Quindi vengo solo ad altre due considerazioni oggettive sulle quali chi legge, se vuole, può riflettere:
– il tempo della nostra vita in cui siamo connessi è ogni giorno di undici ore e 27 minuti. Di questo porzione quotidiana 2 ore e mezzo (media mondiale) circa sono riservate social. Nelle Filippine si giunge a quattro ore, in Italia siamo a poco più di due ore.
I dati sono dei ricercatori di Global Web Index. Evidentemente non soddisfano Zuck che con il Metaverso punta ad allungare i tempi di permanenza, così da avere profilazioni degli utenti, ad uso commerciale, sempre più predittive.
– le conseguenze sul nostro cervello non sono poca cosa. Nicholas Carr, autore di Internet di rende stupidi? (Raffaello Cortina Editore, 2010) sostiene oggi ancor di più di undici anni fa, che stare immersi nei social attaccati a uno smartphone, con giochini che hanno effetti di ripetitività e di assuefazione devastanti, provoca effetti negativi: “Il nostro cervello è malleabile – scrive Carr – Se viene bombardato da distrazioni e interruzioni continue, si adatta di conseguenza.
Siamo sempre più in balìa del flusso di informazioni, più distratti che mai. Gli effetti? L’attenzione diventa frammentaria, siamo meno capaci di riflettere e di pensare in profondità. Si attenua il pensiero critico e anche la memoria ne risente”.
Ovviamente le tesi di Carr sono state fortemente avversate. Chi volesse misurarle può leggere Surplus cognitivo di Clay Shirky, che sostiene l’opposto di Carr: il cervello umano grazie alle sollecitazioni della Rete è oggi più “elastico”.
Questa consolante teoria è alla base di gran parte del pensiero non critico dominante.
Personalmente mi piace sottolineare quanto scriveva Langdon Winner già nel 1980 (Do artfacts have politics? Modern Technology, problem or opportunity?, Daedalus 109 n.1) : “I cambiamenti e i disagi portati ripetutamente da una tecnologia in via di evoluzione nella vita moderna sono stati accettati come un dato di fatto, o come inevitabili, semplicemente perché nessuno si è preso la briga di chiedere se ci fossero altre possibilità.

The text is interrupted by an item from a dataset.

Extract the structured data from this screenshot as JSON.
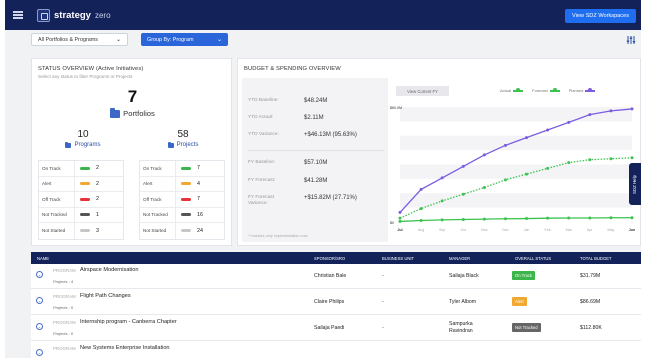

Accettiamo che la tecnologia non debba essere ostacolata per il bene della società e in tal modo ci arrendiamo al determinismo tecnologico. Considerare in modo razionale le implicazioni sociali viene considerato da retrogradi”.
E dunque, da retrogrado, penso che il Metaverso rappresenterà un formidabile veicolo di motivazione dell’avvento del 5G e un’altra frontiera di quel mondo asservito all’inevitabilismo tecnologico, di cui uomini del Novecento come me, non riescono più a comprendere il senso.